Elias’s dedication to music extended far beyond production. He was one of the loudest advocates for the creation of proper copyright legislation and royalty structures in Ethiopia, at a time when the idea of musical intellectual property was hardly recognised—let alone protected.
He believed that Ethiopian artists were not only underpaid but systematically robbed of the fruits of their creativity. He spoke on stages, in forums, and in private meetings with lawmakers, pushing for the establishment of a national royalty system. He challenged record producers who profited off artists without compensation and supported the founding of collective rights management groups that would fight for musicians’ legal and financial recognition.
In a continent where piracy and lack of policy had made music a thankless career, Elias risked not only his popularity, but at times his life, to speak truth to power. He often reminded younger artists that “music is not only art, it’s labour. And labour deserves to be protected.” Second to the policy on music copyright, Elias’s efforts led to the creation of Awtar, an application that legally allows listeners to stream and purchase music while ensuring artists are fairly paid.
On 4 October 2019, Elias Melka passed away at the age of 41, after battling chronic kidney illness. He had been in and out of dialysis, often working between hospital visits, never fully resting, and never slowing down. When he died, tributes poured in from across generations. Some spoke of the songs. Others of the mentorship. Most spoke of integrity.
He left behind not just music, but a philosophy: that the modern Ethiopian sound could evolve without erasing its roots; that artists could be both popular and principled; that creativity and copyright were inseparable.

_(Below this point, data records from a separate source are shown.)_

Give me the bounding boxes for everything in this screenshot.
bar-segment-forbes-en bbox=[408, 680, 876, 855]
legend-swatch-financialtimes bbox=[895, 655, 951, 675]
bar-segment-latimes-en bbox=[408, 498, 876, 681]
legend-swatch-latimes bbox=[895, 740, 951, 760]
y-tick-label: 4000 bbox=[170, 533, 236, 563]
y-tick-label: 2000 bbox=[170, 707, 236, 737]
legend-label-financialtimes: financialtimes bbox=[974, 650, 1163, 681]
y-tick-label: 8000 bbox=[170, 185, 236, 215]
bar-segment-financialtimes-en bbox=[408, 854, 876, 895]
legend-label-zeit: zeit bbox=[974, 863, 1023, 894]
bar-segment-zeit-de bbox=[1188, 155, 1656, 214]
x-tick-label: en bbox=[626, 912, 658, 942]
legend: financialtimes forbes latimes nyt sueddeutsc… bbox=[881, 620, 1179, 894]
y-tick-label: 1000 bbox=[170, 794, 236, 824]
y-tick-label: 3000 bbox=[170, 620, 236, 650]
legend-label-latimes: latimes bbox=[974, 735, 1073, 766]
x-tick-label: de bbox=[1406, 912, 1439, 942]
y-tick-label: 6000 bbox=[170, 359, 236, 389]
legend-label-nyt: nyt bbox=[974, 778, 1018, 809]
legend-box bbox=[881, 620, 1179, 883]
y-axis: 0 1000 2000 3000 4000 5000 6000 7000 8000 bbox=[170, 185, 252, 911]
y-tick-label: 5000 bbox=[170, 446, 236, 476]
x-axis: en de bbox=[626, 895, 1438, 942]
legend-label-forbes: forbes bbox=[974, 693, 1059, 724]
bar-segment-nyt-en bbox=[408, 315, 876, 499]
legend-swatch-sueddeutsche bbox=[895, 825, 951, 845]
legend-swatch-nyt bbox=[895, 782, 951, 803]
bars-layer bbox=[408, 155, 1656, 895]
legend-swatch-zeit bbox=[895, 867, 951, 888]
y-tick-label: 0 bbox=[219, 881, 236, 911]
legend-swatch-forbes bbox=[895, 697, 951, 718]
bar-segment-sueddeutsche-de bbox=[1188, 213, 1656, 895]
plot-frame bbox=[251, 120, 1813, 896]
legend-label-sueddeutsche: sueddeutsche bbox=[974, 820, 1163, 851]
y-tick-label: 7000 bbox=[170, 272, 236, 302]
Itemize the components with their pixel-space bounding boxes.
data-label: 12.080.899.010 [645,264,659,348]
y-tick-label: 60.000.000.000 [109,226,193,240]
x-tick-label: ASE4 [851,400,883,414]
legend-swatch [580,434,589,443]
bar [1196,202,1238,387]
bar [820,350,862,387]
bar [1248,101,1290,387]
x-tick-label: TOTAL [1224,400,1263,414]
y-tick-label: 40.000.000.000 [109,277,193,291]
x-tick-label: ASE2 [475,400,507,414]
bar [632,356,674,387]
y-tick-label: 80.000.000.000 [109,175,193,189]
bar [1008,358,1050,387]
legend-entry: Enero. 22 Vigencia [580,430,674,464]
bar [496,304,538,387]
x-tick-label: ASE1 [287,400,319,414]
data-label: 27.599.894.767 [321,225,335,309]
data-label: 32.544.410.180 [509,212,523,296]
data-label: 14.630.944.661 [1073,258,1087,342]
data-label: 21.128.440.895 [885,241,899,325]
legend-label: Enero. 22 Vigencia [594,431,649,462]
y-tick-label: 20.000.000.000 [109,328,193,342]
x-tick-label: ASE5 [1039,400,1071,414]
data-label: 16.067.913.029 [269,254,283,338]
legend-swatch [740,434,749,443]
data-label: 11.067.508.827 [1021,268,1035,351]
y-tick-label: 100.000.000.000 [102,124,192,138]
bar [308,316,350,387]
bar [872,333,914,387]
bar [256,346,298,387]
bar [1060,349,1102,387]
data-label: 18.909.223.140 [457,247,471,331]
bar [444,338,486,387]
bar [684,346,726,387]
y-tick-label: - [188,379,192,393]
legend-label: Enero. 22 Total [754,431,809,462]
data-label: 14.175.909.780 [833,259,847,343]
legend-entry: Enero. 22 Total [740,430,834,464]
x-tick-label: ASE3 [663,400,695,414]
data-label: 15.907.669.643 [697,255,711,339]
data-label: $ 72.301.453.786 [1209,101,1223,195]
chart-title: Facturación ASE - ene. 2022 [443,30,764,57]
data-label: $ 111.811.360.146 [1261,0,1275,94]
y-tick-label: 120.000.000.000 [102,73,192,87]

Elias Melka was not the first to contribute to modern Ethiopian music, but he redefined its modernity. His legacy lies not only in the albums he produced, but in the confidence he gave a generation—to mix, to sample, to sing, to speak, to own. One example worth mentioning is DJ and producer Rophnan, a pioneer of Ethiopian EDM, who considers Elias Melka one of his role models. In an interview, the young musical mutineer recalled bringing a sample of his work to Elias, seeking feedback. Having already faced criticism for his revolutionary sound, he was surprised when Elias encouraged him to continue. That moment opened the door for what would later become Ethiopian EDM: a sonic crochet woven from different times, cultures, and genres.
It was this openness to experimentation that made Elias an unforgettable friend to most Ethiopian musicians—even those who never met him. And it is this character that is often lacking in African music and art scenes: people who understand the dynamic nature of both time and taste, and who recognise the hunger in the eyes of younger artists.
Today, Elias’s work continues to echo in every young Ethiopian producer who believes they can create from a small bedroom studio and still change the world. In every singer who insists their voice deserves fair pay. In every song that dares to blend old with new.
He lived simply, worked obsessively, and died too soon.
But Ethiopia’s soundscape—its evolving, yearning, polyphonic self—will forever carry his resonance.